Keywords: Neisseria meningitidis, Hypothetical Proteins, Functional Annotation, Drug Targets

1. Introduction

N. meningitidis is a parasitic bacterium and it is an obligate nasopharyngeal human pathogen, which leads to severe diseases like septicemia and meningitis [1,2]. Among children and infants, it can get its way to the brain by invading the respiratory epithelial tissues and then crossing the blood brain barrier. The common symptoms are high fever, lethargy, confusion, nausea, neck stiffness, vomiting, and petechial rash [3][4]. Surveillance is of utmost importance for getting better grasp of meningococcal diseases as they may lead to epidemics and outbreaks [5][6]. The strain H44/76 is very much related to strain MC58 that also belongs to serogroup B. There are 13 serogroups in which N. meningitidis can be classified on the basis of the immunological reactivity of their capsular polysaccharides out of which 5 (A, B, C, Y and W) are found to be the most common causes of diseases [3].

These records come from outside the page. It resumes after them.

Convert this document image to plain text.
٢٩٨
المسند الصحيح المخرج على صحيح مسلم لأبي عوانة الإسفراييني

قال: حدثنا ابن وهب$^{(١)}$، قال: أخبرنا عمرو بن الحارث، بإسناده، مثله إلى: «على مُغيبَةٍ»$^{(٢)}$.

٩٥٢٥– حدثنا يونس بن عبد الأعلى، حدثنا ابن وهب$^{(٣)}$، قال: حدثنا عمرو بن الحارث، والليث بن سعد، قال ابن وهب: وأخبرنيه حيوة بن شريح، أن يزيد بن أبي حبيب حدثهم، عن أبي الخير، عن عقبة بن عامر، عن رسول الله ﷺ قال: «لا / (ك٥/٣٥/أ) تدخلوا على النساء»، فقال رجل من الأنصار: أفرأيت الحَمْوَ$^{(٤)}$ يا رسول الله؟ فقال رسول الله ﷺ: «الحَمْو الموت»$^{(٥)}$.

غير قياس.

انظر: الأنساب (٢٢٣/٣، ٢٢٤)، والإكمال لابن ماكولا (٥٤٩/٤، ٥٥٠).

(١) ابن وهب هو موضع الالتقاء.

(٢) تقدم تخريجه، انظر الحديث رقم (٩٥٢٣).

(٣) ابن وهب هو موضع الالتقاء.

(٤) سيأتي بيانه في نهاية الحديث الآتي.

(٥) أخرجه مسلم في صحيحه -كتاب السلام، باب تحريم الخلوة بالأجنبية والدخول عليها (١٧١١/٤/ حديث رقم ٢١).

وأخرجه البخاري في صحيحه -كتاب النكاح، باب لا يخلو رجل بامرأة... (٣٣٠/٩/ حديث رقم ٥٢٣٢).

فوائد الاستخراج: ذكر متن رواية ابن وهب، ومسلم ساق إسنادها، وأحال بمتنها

The efficiency of this strain to transform itself naturally in a favorable manner makes it important for the development of the serogroup B vaccines [2]. The vaccine for serogroup B has been developed recently which has the potential to minimize mortality and morbidity associated to the diseases caused by serogroup B strains [7][8]. N. meningitidis has enormous capability to change its surface structures thus enabling it to escape the defense mechanism of the host.

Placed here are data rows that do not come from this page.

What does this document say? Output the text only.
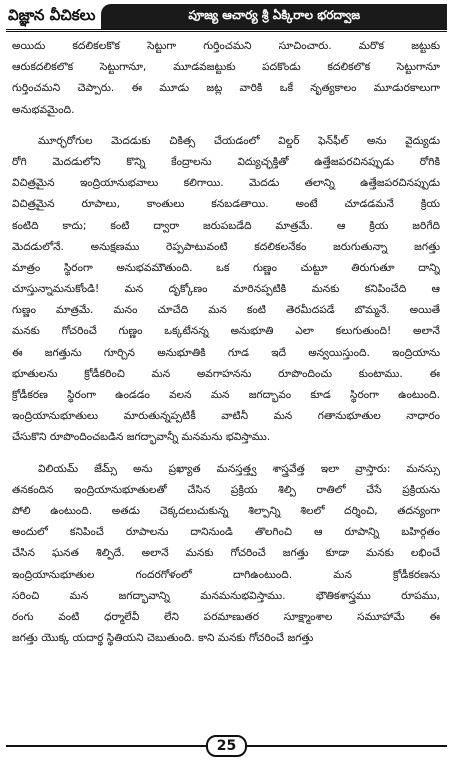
విజ్ఞాన వీచికలు	పూజ్య ఆచార్య శ్రీ ఏక్కిరాల భరద్వాజ
అయిదు కదలికలకొక సెట్టుగా గుర్తించమని సూచించారు. మరొక జట్టుకు
ఆరుకదలికలొక సెట్టుగానూ, మూడవజట్టుకు పదకొండు కదలికలొక సెట్టుగానూ
గుర్తించమని చెప్పారు. ఈ మూడు జట్ల వారికి ఒకే నృత్యకాలం మూడురకాలుగా
అనుభవమైంది.
మూర్ఛరోగుల మెదడుకు చికిత్స చేయడంలో విల్డర్ ఫెన్‌ఫీల్ అను వైద్యుడు
రోగి మెదడులోని కొన్ని కేంద్రాలను విద్యుచ్ఛక్తితో ఉత్తేజపరచినప్పుడు రోగికి
విచిత్రమైన ఇంద్రియానుభవాలు కలిగాయి. మెదడు తలాన్ని ఉత్తేజపరచినప్పుడు
విచిత్రమైన రూపాలు, కాంతులు కనబడతాయి. అంటే చూడడమనే క్రియ
కంటిది కాదు; కంటి ద్వారా జరుపబడేది మాత్రమే. ఆ క్రియ జరిగేది
మెదడులోనే. అనుక్షణము రెప్పపాటువంటి కదలికలనేకం జరుగుతున్నా జగత్తు
మాత్రం స్థిరంగా అనుభవమౌతుంది. ఒక గుణ్ణం చుట్టూ తిరుగుతూ దాన్ని
చూస్తున్నామనుకోండి! మన దృక్కోణం మారినప్పటికి మనకు కనిపించేది ఆ
గుణ్ణం మాత్రమే. మనం చూచేది మన కంటి తెరమీదపడే బొమ్మనే. అయితే
మనకు గోచరించే గుణ్ణం ఒక్కటేనన్న అనుభూతి ఎలా కలుగుతుంది! అలానే
ఈ జగత్తును గూర్చిన అనుభూతికి గూడ ఇదే అన్వయిస్తుంది. ఇంద్రియాను
భూతులను క్రోడీకరించి మన అవగాహనను రూపొందించు కుంటాము. ఈ
క్రోడీకరణ స్థిరంగా ఉండడం వలన మన జగద్భావం కూడ స్థిరంగా ఉంటుంది.
ఇంద్రియానుభూతులు మారుతున్నప్పటికీ వాటినీ మన గతానుభూతుల నాధారం
చేసుకొని రూపొందించబడిన జగద్భావాన్నీ మనమను భవిస్తాము.
విలియమ్ జేమ్స్ అను ప్రఖ్యాత మనస్తత్త్వ శాస్త్రవేత్త ఇలా వ్రాస్తారు: మనస్సు
తనకందిన ఇంద్రియానుభూతులతో చేసిన ప్రక్రియ శిల్పి రాతిలో చేసే ప్రక్రియను
పోలి ఉంటుంది. అతడు చెక్కదలుచుకున్న శిల్పాన్ని శిలలో దర్శించి, తదన్యంగా
అందులో కనిపించే రూపాలను దానినుండి తొలగించి ఆ రూపాన్ని బహిర్గతం
చేసిన ఘనత శిల్పిదే. అలానే మనకు గోచరించే జగత్తు కూడా మనకు లభించే
ఇంద్రియానుభూతుల గందరగోళంలో దాగిఉంటుంది. మన క్రోడీకరణను
సరించి మన జగద్భావాన్ని మనమనుభవిస్తాము. భౌతికశాస్త్రము రూపము,
రంగు వంటి ధర్మాలేవీ లేని పరమాణుతర సూక్ష్మాంశాల సమూహామే ఈ
జగత్తు యొక్క యదార్థ స్థితియని చెబుతుంది. కాని మనకు గోచరించే జగత్తు
25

The whole genome sequencing has taken its pace with the use of high-throughput techniques. It is becoming necessary to give meaningful direction to this web reservoir of genomic information. The computational sequence analysis tools are playing crucial role in annotating the novel genes. There is a huge repertoire of Hypothetical proteins (HPs, proteins which are derived from translating nucleic acid sequences and yet not characterized functionally and biochemically), which need to be identified to gain ample knowledge about the complete genomic and proteomic content of an organism [9]. The functional annotation of these HPs not only helps in understanding the unknown metabolic pathways in which they are involved, but also helps in identifying the unfamiliar functions of the previously annotated proteins. The functionally annotated HPs can be used as drug targets for novel drug discovery process. These HPs can also be used as potential biological markers [10, 11].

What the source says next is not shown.